He would seem to have all advantage over her; yet she understood that in one way, and in one way only, could she rob him of his advantage, and that was by giving him swift and cheerful obedience. So she slipped out of the saddle on the instant, giving him for answer only the light gay words:
"Oh, it is beautiful here!" ...
It was beautiful.... He glared at her and led his horse away to unsaddle; his big dog, Thor, had trotted along at Daylight's heels all day and now slumped down, ears erect and suspicious, while he watched his master and made certain of never losing sight for a second of his master's new companion, whom he tolerated but did not trust. Lynette, stiff from so many hours in the saddle, looked about her. They were in the upper, brief space of a valley; above reared the mountains steeply, rugged slopes with pines here and there, with more open spaces and tumbled boulders. The valley itself was a pretty, pleasant place, soft in short green grass, flower-dotted, smoothly curving down into the more open level lands below. Yet here was no proper place to pitch camp, especially at so early an hour when it was allowed to seek further; it was too open, it would be unsheltered and cold; there was no water....
"Come on!"
She started and turned again toward Standing. He had slung his small pack across his shoulders and was going on. She looked forward toward the ridge, which he faced; it rose sheer and forbidding. And she saw that his face was white and drawn; she wondered quickly how sorely his wound hurt him.
"Brute?" He could have been far more brutal to her.... He was dead-tired, white-faced; he had fought hard last night, scorning the advantage of an armed man against an unarmed; he had not harmed a hair of her head! Almost ... almost it lay within her to whisper "Poor fellow!" And if only Bruce Standing could have known that!...
He led the way. She followed, since there was nothing else to think of doing.
They climbed steadily upward out of this narrow green valley, finding a steep but open way among the trees. Now and then they paused briefly to breathe, and Lynette, looking back, saw more and more of the long, winding valley, as it revealed itself to her from new vantage points.

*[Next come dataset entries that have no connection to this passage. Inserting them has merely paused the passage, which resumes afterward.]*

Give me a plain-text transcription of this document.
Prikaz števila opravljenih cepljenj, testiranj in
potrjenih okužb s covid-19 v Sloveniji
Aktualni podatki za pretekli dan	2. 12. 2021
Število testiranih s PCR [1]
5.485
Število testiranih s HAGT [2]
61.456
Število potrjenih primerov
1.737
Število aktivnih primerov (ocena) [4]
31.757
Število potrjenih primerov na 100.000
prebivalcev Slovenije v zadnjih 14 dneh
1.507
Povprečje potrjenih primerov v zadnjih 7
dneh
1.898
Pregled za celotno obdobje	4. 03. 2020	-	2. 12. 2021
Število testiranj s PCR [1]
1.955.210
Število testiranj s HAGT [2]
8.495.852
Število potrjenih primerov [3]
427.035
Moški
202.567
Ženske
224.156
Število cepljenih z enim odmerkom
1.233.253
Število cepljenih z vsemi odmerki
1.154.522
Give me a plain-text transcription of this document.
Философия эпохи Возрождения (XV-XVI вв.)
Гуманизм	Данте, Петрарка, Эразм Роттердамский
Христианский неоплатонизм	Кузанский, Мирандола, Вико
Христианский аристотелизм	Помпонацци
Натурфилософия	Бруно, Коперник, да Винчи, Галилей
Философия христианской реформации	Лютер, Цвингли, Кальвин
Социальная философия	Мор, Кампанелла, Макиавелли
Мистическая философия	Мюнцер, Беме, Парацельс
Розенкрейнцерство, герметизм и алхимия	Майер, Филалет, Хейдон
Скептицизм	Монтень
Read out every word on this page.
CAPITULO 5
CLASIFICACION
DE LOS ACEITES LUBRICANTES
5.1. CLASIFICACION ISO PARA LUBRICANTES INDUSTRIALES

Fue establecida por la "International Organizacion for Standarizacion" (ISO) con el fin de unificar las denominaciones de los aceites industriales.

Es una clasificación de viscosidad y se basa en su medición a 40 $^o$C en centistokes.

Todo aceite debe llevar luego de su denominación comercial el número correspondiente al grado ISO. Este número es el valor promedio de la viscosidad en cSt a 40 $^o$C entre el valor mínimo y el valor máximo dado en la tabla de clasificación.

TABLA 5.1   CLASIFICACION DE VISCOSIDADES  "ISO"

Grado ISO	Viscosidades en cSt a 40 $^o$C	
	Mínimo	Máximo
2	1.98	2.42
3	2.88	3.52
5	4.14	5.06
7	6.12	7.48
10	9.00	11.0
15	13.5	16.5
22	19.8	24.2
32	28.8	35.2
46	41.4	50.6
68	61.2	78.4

Far away she caught the glint of the sunlight upon a little wandering creek. They went on, and came to the crest of the ridge, in full sunshine now; Standing led an unhesitating way through a natural pass, and down on the other side, into shadows of a thick grove; through thickets; they splashed across a creek, a thin line of clear, cool water slipping through mountain willows, a tributary of the larger stream in the valley below. Down here it was almost dark. But twenty minutes later, climbing another slope where the larger timber stood widely spaced, they came again into the full sunshine.... Lynette began to wonder why he had left his horse so far back; how far did the silent, tireless man mean to walk? Also, she began to welcome the coming night with an eagerness which she was at all pains to conceal from him; he was always ten steps ahead of her; if he walked on another half-hour, she began to hope that they would come into a place of shadows and clumps of trees among which she might dare make the attempt for escape which had been denied her all day....
They came into a little upland flat, well watered, emerald-carpeted with tender grass, shot through with lingering flowers and studded with magnificent trees; it seemed the very heart of the great wilderness; here was such glorious forest land as Lynette had never seen and did not know existed in all the broad scope of the great Southwest mountain country. She looked upward. Dark branches towered into the sky, the tips still shot through with soft summer light. She heard the gush of water—the tumble and splash and fall of water. Somewhere above, at the upper end of the flat, where a dark ravine was an ebon-shadow-filled gash through the hills, was a waterfall. She could not see it, but its musical waters proclaimed it through the still air. She looked swiftly down the other way; there it was growing dark. She glanced hurriedly at Standing. And he, as though he had read her thought, stopped and turned and, before she could stir, was at her side.